If this is set TRUE, all programs act as if they have -debug set on the command line. They create a file called programname.dbg containing debugging information.

Logging of the processing of the EMBOSS configuration files emboss.default and .embossrc can be turned on using:

EMBOSS_NAMDEBUG

This processing takes place before the -debug command line switch is processed. The functions that are called are described in ajnam.c . The debugging information includes:

  • A report of all defined databases, variables and environment variables

  • A report of defined attributes for a database definition.

  • A report of defined attributes for a resource definition.

3.3.4. Debuggers

Some bugs might not be obvious from visual inspection or easily traced using ajFmtPrint and fflush(stdout). For these, it is worth using specialised debugging software.
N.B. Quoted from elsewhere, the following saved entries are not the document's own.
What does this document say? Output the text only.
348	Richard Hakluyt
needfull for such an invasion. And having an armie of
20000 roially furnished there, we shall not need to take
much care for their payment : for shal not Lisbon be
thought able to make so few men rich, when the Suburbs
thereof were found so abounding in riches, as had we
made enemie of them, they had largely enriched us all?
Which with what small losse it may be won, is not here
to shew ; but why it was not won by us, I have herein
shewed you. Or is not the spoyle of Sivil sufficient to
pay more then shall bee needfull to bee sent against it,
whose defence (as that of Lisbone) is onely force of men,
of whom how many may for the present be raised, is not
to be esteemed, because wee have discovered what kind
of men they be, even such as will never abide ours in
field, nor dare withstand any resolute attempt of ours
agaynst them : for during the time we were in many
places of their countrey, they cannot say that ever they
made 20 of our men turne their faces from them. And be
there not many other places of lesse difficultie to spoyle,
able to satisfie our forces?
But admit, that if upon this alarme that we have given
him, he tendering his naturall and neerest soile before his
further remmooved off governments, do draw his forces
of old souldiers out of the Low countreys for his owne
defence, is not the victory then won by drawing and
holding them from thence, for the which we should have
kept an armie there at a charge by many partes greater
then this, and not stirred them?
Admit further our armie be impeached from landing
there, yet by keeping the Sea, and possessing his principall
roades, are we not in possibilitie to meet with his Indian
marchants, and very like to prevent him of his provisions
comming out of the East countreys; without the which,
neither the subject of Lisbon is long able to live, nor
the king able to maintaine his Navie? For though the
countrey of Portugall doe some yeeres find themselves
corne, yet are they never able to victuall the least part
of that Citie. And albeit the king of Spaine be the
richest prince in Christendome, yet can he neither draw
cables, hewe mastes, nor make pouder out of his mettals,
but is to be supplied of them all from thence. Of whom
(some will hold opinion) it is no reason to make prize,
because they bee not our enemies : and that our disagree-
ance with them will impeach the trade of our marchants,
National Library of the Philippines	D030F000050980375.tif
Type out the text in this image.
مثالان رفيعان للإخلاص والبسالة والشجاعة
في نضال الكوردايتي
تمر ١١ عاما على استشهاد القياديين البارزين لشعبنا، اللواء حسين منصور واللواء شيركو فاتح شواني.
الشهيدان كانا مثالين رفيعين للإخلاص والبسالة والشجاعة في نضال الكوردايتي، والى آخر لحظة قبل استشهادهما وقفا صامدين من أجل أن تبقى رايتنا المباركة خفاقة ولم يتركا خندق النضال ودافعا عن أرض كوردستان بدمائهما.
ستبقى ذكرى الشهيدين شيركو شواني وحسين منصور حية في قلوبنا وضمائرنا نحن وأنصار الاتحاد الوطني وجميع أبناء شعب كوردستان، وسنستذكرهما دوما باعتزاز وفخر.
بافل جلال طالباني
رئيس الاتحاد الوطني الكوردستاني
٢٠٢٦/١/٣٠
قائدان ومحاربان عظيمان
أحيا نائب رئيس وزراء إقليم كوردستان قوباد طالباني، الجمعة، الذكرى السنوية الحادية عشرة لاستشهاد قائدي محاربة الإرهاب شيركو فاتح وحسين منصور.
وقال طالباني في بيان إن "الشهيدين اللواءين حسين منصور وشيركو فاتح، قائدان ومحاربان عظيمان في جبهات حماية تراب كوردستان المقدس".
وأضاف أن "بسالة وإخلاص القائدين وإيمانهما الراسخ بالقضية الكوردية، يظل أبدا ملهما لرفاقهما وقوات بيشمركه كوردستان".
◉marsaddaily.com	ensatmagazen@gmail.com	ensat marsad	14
A debugger executes the bugged program and traces its internal state to allow problems with the code to be rapidly identified and fixed. The functions available depend on the debugger used. Most give control over the program, allowing it to be executed in a stepwise manner, variables to be given values and so on, providing a quicker and more reliable means of stepping through the logic of the code than doing this mentally. Most debuggers should provide at least the following information:

  • The line of code and statement the program crashed on

  • If the error occurred within a function, the line the function was invoked from and the arguments

  • The values of variables (local to a function or global variables) at a particular point during execution of the program

  • The result of a particular expression in a program

The most popular UNIX debugger is GDB, the GNU debugger (see http://sourceware.org/gdb/). It includes powerful features for tracing and altering the execution of a program, but you'll only need to use the very basics for it be extremely useful.

If you intend using GDB to debug EMBOSS code, it's necessary to configure the package using:

--enable-debug

before you build the package (see Section 1.2, “Installation of CVS (Developers) Release”).

Bear in mind that the output of debuggers cannot always be entirely trusted. Rare cases can arise where the behaviour of the executable compiled for debugging is subtly different to the standard executable. For this reason, ajFmtPrint and fflush statements (see above), which are less invasive as far as the executable is concerned, remain the tool of last resort.

3.3.5. Tracing Memory Problems

Some bugs evade identification by direct means or debuggers. Such bugs are usually caused by serious programming errors including the invalid use of pointers, memory corruption, memory leaks, or invalid memory access, for instance, an out-of-bounds array. These errors can be extremely difficult to trace but can easily arise in C programming, especially where C pointers are used extensively. Fortunately, there are several excellent programs available that can trap and identify such problems. Even if your code appears to be working correctly it is well worth using a memory checker to check that memory is not being violated. Their use can avoid hours of frustration later on and will help ensure your code remains stable in different use cases. Popular programs include:

Valgrind (http://valgrind.org/)

A suite of tools for debugging and profiling Linux programs. It detects many memory management and threading bugs. It also performs profiling which helps you to identify ways to speed up and reduce memory usage of your programs. Valgrind runs on X86/Linux, AMD64/Linux, PPC32/Linux and PPC64/Linux.

PurifyPlus

Commercial software for memory corruption detection, memory leak detection, application performance profiling and code coverage analysis.

Insure++

Powerful commercial software checking the integrity of memory usage and detecting potential defects and inefficiencies in memory usage.